А если бы знал Сильвестр о встрече фрязина с Иваном, конечно, об одном бы Бога стал молить: чтобы забыл государь ту пожарную ночь, когда был так грубо обманут и на шесть лет заключен словно в неволю.
* * *
Быстро, весело, с говором и песнями гребцов, а то и на парусах при попутном ветре спускались барки поезда царского сперва вниз по Сестре, а там – и по верхнему плесу Волги, до самой Шексны, где подниматься вверх пришлось, и сразу поездка замедлилась.

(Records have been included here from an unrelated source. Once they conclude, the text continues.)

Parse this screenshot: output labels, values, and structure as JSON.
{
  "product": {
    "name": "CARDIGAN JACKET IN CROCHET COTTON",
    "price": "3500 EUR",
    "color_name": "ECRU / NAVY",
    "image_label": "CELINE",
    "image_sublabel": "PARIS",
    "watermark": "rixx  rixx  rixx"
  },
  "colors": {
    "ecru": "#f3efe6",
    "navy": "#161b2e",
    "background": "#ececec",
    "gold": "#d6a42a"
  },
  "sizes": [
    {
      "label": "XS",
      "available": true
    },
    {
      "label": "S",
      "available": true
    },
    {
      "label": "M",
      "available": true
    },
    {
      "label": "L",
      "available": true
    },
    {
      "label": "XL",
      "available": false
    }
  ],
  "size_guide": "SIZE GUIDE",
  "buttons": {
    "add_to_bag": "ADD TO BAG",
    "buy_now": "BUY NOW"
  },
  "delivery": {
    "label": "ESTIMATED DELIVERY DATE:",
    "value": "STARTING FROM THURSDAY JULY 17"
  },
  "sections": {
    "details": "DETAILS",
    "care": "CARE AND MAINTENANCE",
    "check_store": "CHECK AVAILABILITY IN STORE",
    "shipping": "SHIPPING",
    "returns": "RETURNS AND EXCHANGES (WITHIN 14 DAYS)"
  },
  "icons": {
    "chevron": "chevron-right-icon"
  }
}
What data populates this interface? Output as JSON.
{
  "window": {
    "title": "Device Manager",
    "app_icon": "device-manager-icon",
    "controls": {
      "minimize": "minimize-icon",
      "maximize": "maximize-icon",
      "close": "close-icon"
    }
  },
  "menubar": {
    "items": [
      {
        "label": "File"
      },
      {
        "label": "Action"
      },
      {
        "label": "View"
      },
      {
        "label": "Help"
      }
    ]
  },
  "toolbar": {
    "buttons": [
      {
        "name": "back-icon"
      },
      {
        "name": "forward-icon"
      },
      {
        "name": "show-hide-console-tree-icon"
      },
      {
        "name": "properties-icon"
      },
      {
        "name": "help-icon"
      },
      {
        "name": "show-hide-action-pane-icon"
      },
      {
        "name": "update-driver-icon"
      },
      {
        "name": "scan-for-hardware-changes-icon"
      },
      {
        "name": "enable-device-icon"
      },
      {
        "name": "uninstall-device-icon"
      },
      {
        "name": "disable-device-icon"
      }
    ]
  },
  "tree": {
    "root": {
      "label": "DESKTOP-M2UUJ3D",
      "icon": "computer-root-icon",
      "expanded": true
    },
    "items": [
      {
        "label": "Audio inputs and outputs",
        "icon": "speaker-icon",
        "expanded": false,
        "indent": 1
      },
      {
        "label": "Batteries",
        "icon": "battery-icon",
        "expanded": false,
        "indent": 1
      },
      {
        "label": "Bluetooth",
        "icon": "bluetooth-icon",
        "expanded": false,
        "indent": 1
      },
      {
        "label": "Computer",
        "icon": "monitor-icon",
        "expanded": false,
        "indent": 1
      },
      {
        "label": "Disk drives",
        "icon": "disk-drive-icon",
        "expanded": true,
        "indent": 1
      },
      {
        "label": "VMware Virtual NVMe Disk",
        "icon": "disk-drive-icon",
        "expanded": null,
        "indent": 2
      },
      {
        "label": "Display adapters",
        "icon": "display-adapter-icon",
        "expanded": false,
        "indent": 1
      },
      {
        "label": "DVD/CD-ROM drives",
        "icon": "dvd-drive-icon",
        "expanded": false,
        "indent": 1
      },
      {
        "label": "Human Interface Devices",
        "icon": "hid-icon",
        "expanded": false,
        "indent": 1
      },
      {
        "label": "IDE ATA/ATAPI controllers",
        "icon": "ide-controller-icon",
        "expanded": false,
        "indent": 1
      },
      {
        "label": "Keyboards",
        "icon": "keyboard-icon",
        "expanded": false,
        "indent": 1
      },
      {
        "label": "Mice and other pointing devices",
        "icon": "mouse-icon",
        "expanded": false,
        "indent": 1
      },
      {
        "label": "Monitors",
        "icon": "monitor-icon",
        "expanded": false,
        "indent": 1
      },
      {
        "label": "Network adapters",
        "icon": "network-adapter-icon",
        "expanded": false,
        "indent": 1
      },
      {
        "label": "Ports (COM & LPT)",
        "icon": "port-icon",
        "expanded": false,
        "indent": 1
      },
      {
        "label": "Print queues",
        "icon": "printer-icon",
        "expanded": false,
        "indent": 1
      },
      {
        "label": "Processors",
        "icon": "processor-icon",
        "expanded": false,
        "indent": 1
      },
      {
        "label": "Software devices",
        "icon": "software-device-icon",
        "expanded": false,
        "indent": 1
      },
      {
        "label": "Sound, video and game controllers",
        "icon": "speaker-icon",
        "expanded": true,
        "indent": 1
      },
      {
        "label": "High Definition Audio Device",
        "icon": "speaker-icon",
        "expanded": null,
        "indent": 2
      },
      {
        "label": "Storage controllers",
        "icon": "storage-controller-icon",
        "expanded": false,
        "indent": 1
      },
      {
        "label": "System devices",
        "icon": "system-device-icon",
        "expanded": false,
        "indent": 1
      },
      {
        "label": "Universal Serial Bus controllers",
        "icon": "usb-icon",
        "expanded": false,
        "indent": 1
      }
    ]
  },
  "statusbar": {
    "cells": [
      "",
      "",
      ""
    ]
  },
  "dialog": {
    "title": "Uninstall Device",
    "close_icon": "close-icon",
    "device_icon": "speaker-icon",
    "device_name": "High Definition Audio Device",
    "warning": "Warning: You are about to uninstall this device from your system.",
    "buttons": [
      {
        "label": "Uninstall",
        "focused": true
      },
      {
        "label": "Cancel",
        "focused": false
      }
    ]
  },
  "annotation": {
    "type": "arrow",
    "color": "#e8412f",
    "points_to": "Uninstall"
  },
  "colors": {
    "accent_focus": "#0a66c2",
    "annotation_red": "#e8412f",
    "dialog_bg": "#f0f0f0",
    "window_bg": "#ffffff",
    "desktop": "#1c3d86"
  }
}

Но дни стояли светлые, теплые, совсем майские, хоть май уж минул, да и июнь – тоже почти прошел, и близок знойный июль, месяц первой жатвы, страдная пора на Руси. Здесь, на воде, – даже зной не особенно ощутителен. Прохладой тянет от глади речной, из кустов и камышей прибрежных. Волны плещут, ласкают, баюкают…
Ивану и Настасье казалось, что никогда они еще не были так счастливы и не любили друг дружку, как в эти чудные, теплые, ясные дни…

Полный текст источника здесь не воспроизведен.